Net sales for the six months ended Aug. 4 increased 4% to $1.556 billion, compared to net sales of $1.498 billion for the six months ended July 29, 2006. Net sales for the company's retail stores segment were $1.372 billion during the six months ended Aug. 4, compared to $1.297 billion during the three months ended July 29, 2006. This increase of 6% was driven by the addition of the outlet business, as well as net sales increases at each of the company's retail brands related e-commerce businesses. Consolidated comparable-store sales for the company's retail stores segment decreased 2% during the six months ended Aug. 4, compared to a 1% increase during the six months ended July 29, 2006.

                                For the third quarter ending Nov. 3, the company has projected diluted earnings per share in the range of 11 cents to 13 cents. This projection assumes total sales in the range of $700 million to $705 million, a moderation in the decline in sales from the company's apparel-related catalogs, and flat consolidated comparable-store sales for the company's retail stores segment, compared to a 1% comparable-store sales increase in the corresponding period of the prior year. For the corresponding period ended Oct. 28, 2006, diluted earnings per share were 15 cents.                            

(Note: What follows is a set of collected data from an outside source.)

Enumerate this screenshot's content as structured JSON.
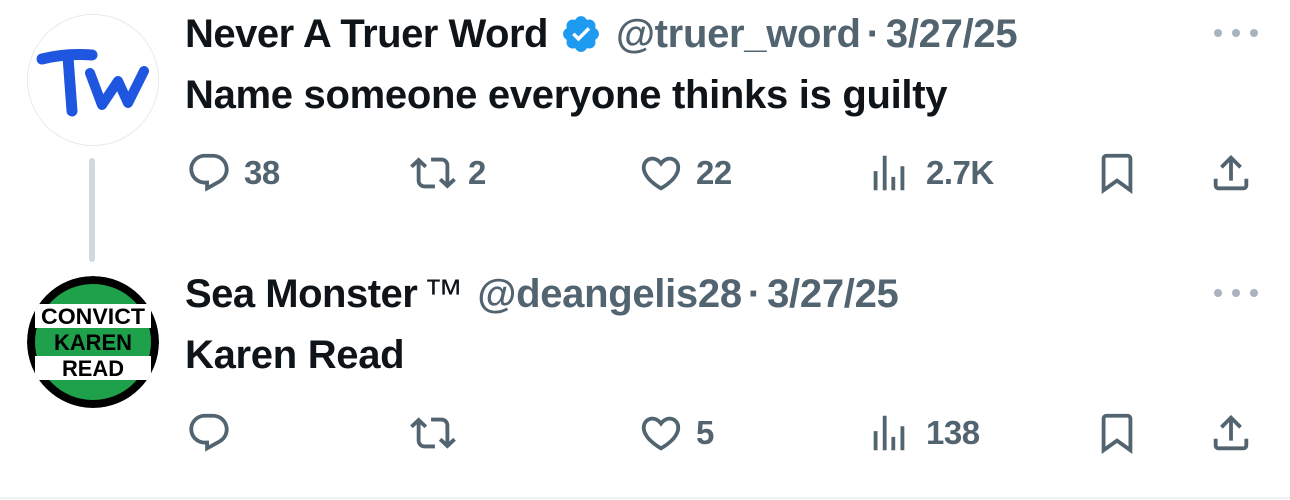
{
  "colors": {
    "text": "#0f1419",
    "muted": "#536471",
    "verified_blue": "#1d9bf0",
    "thread_line": "#cfd9de",
    "avatar_green": "#1ea14a"
  },
  "tweets": [
    {
      "author": {
        "name": "Never A Truer Word",
        "verified": true,
        "handle": "@truer_word",
        "avatar": {
          "type": "logo",
          "text": "Tw",
          "color": "#1f56e0"
        }
      },
      "separator": "·",
      "date": "3/27/25",
      "text": "Name someone everyone thinks is guilty",
      "stats": {
        "replies": "38",
        "retweets": "2",
        "likes": "22",
        "views": "2.7K"
      },
      "icons": [
        "reply-icon",
        "retweet-icon",
        "like-icon",
        "views-icon",
        "bookmark-icon",
        "share-icon",
        "more-icon"
      ]
    },
    {
      "author": {
        "name": "Sea Monster",
        "name_suffix": "™",
        "verified": false,
        "handle": "@deangelis28",
        "avatar": {
          "type": "badge",
          "lines": [
            "CONVICT",
            "KAREN",
            "READ"
          ]
        }
      },
      "separator": "·",
      "date": "3/27/25",
      "text": "Karen Read",
      "stats": {
        "replies": "",
        "retweets": "",
        "likes": "5",
        "views": "138"
      },
      "icons": [
        "reply-icon",
        "retweet-icon",
        "like-icon",
        "views-icon",
        "bookmark-icon",
        "share-icon",
        "more-icon"
      ]
    }
  ]
}
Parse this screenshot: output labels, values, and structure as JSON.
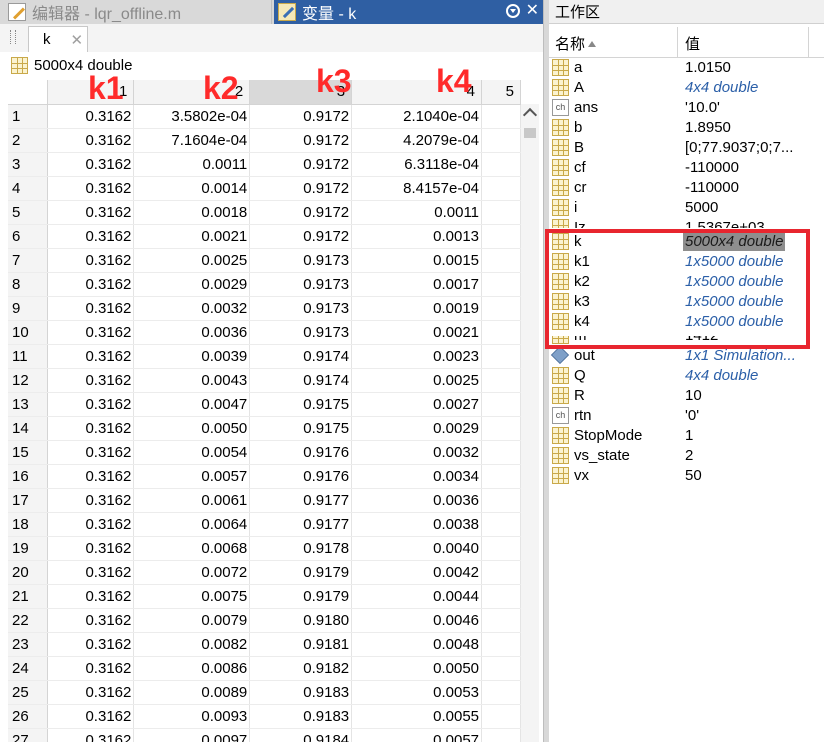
{
  "doc_tabs": {
    "editor_label": "编辑器 - lqr_offline.m",
    "variable_label": "变量 - k",
    "menu_icon": "circle-chevron-down-icon",
    "close_icon": "close-icon"
  },
  "var_tabs": [
    {
      "label": "k",
      "close": "✕"
    }
  ],
  "var_info": "5000x4 double",
  "table": {
    "column_headers": [
      "1",
      "2",
      "3",
      "4",
      "5"
    ],
    "rows": [
      {
        "n": "1",
        "c": [
          "0.3162",
          "3.5802e-04",
          "0.9172",
          "2.1040e-04"
        ]
      },
      {
        "n": "2",
        "c": [
          "0.3162",
          "7.1604e-04",
          "0.9172",
          "4.2079e-04"
        ]
      },
      {
        "n": "3",
        "c": [
          "0.3162",
          "0.0011",
          "0.9172",
          "6.3118e-04"
        ]
      },
      {
        "n": "4",
        "c": [
          "0.3162",
          "0.0014",
          "0.9172",
          "8.4157e-04"
        ]
      },
      {
        "n": "5",
        "c": [
          "0.3162",
          "0.0018",
          "0.9172",
          "0.0011"
        ]
      },
      {
        "n": "6",
        "c": [
          "0.3162",
          "0.0021",
          "0.9172",
          "0.0013"
        ]
      },
      {
        "n": "7",
        "c": [
          "0.3162",
          "0.0025",
          "0.9173",
          "0.0015"
        ]
      },
      {
        "n": "8",
        "c": [
          "0.3162",
          "0.0029",
          "0.9173",
          "0.0017"
        ]
      },
      {
        "n": "9",
        "c": [
          "0.3162",
          "0.0032",
          "0.9173",
          "0.0019"
        ]
      },
      {
        "n": "10",
        "c": [
          "0.3162",
          "0.0036",
          "0.9173",
          "0.0021"
        ]
      },
      {
        "n": "11",
        "c": [
          "0.3162",
          "0.0039",
          "0.9174",
          "0.0023"
        ]
      },
      {
        "n": "12",
        "c": [
          "0.3162",
          "0.0043",
          "0.9174",
          "0.0025"
        ]
      },
      {
        "n": "13",
        "c": [
          "0.3162",
          "0.0047",
          "0.9175",
          "0.0027"
        ]
      },
      {
        "n": "14",
        "c": [
          "0.3162",
          "0.0050",
          "0.9175",
          "0.0029"
        ]
      },
      {
        "n": "15",
        "c": [
          "0.3162",
          "0.0054",
          "0.9176",
          "0.0032"
        ]
      },
      {
        "n": "16",
        "c": [
          "0.3162",
          "0.0057",
          "0.9176",
          "0.0034"
        ]
      },
      {
        "n": "17",
        "c": [
          "0.3162",
          "0.0061",
          "0.9177",
          "0.0036"
        ]
      },
      {
        "n": "18",
        "c": [
          "0.3162",
          "0.0064",
          "0.9177",
          "0.0038"
        ]
      },
      {
        "n": "19",
        "c": [
          "0.3162",
          "0.0068",
          "0.9178",
          "0.0040"
        ]
      },
      {
        "n": "20",
        "c": [
          "0.3162",
          "0.0072",
          "0.9179",
          "0.0042"
        ]
      },
      {
        "n": "21",
        "c": [
          "0.3162",
          "0.0075",
          "0.9179",
          "0.0044"
        ]
      },
      {
        "n": "22",
        "c": [
          "0.3162",
          "0.0079",
          "0.9180",
          "0.0046"
        ]
      },
      {
        "n": "23",
        "c": [
          "0.3162",
          "0.0082",
          "0.9181",
          "0.0048"
        ]
      },
      {
        "n": "24",
        "c": [
          "0.3162",
          "0.0086",
          "0.9182",
          "0.0050"
        ]
      },
      {
        "n": "25",
        "c": [
          "0.3162",
          "0.0089",
          "0.9183",
          "0.0053"
        ]
      },
      {
        "n": "26",
        "c": [
          "0.3162",
          "0.0093",
          "0.9183",
          "0.0055"
        ]
      },
      {
        "n": "27",
        "c": [
          "0.3162",
          "0.0097",
          "0.9184",
          "0.0057"
        ]
      }
    ]
  },
  "annotations": [
    "k1",
    "k2",
    "k3",
    "k4"
  ],
  "annotation_color": "#ff2a2a",
  "workspace": {
    "title": "工作区",
    "col_name": "名称",
    "col_value": "值",
    "vars": [
      {
        "name": "a",
        "value": "1.0150",
        "icon": "grid-icon"
      },
      {
        "name": "A",
        "value": "4x4 double",
        "icon": "grid-icon",
        "italic": true
      },
      {
        "name": "ans",
        "value": "'10.0'",
        "icon": "char-icon"
      },
      {
        "name": "b",
        "value": "1.8950",
        "icon": "grid-icon"
      },
      {
        "name": "B",
        "value": "[0;77.9037;0;7...",
        "icon": "grid-icon"
      },
      {
        "name": "cf",
        "value": "-110000",
        "icon": "grid-icon"
      },
      {
        "name": "cr",
        "value": "-110000",
        "icon": "grid-icon"
      },
      {
        "name": "i",
        "value": "5000",
        "icon": "grid-icon"
      },
      {
        "name": "Iz",
        "value": "1.5367e+03",
        "icon": "grid-icon",
        "clipped": true
      },
      {
        "name": "k",
        "value": "5000x4 double",
        "icon": "grid-icon",
        "selected": true
      },
      {
        "name": "k1",
        "value": "1x5000 double",
        "icon": "grid-icon",
        "italic": true
      },
      {
        "name": "k2",
        "value": "1x5000 double",
        "icon": "grid-icon",
        "italic": true
      },
      {
        "name": "k3",
        "value": "1x5000 double",
        "icon": "grid-icon",
        "italic": true
      },
      {
        "name": "k4",
        "value": "1x5000 double",
        "icon": "grid-icon",
        "italic": true
      },
      {
        "name": "m",
        "value": "1412",
        "icon": "grid-icon",
        "clipped_bottom": true
      },
      {
        "name": "out",
        "value": "1x1 Simulation...",
        "icon": "cube-icon",
        "italic": true
      },
      {
        "name": "Q",
        "value": "4x4 double",
        "icon": "grid-icon",
        "italic": true
      },
      {
        "name": "R",
        "value": "10",
        "icon": "grid-icon"
      },
      {
        "name": "rtn",
        "value": "'0'",
        "icon": "char-icon"
      },
      {
        "name": "StopMode",
        "value": "1",
        "icon": "grid-icon"
      },
      {
        "name": "vs_state",
        "value": "2",
        "icon": "grid-icon"
      },
      {
        "name": "vx",
        "value": "50",
        "icon": "grid-icon"
      }
    ],
    "highlight_color": "#e8262f"
  }
}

For the fiscal year ending Feb. 2, 2008, the company has reaffirmed projections for diluted earnings per share in the range of 65 cents to 68 cents, compared to diluted earnings per share of 81 cents for the corresponding period ended Feb. 3.  The company's projection also includes net sales in the range of $3.10 billion to $3.15 billion, compared to net sales of $3.07 billion for the 53-week period ended Feb. 3. The company's projection assumes low single-digit percentage decreases in consolidated comparabl- store sales for the company's retail stores segment, compared to a 1% consolidated comparable-store sales increase in the prior year.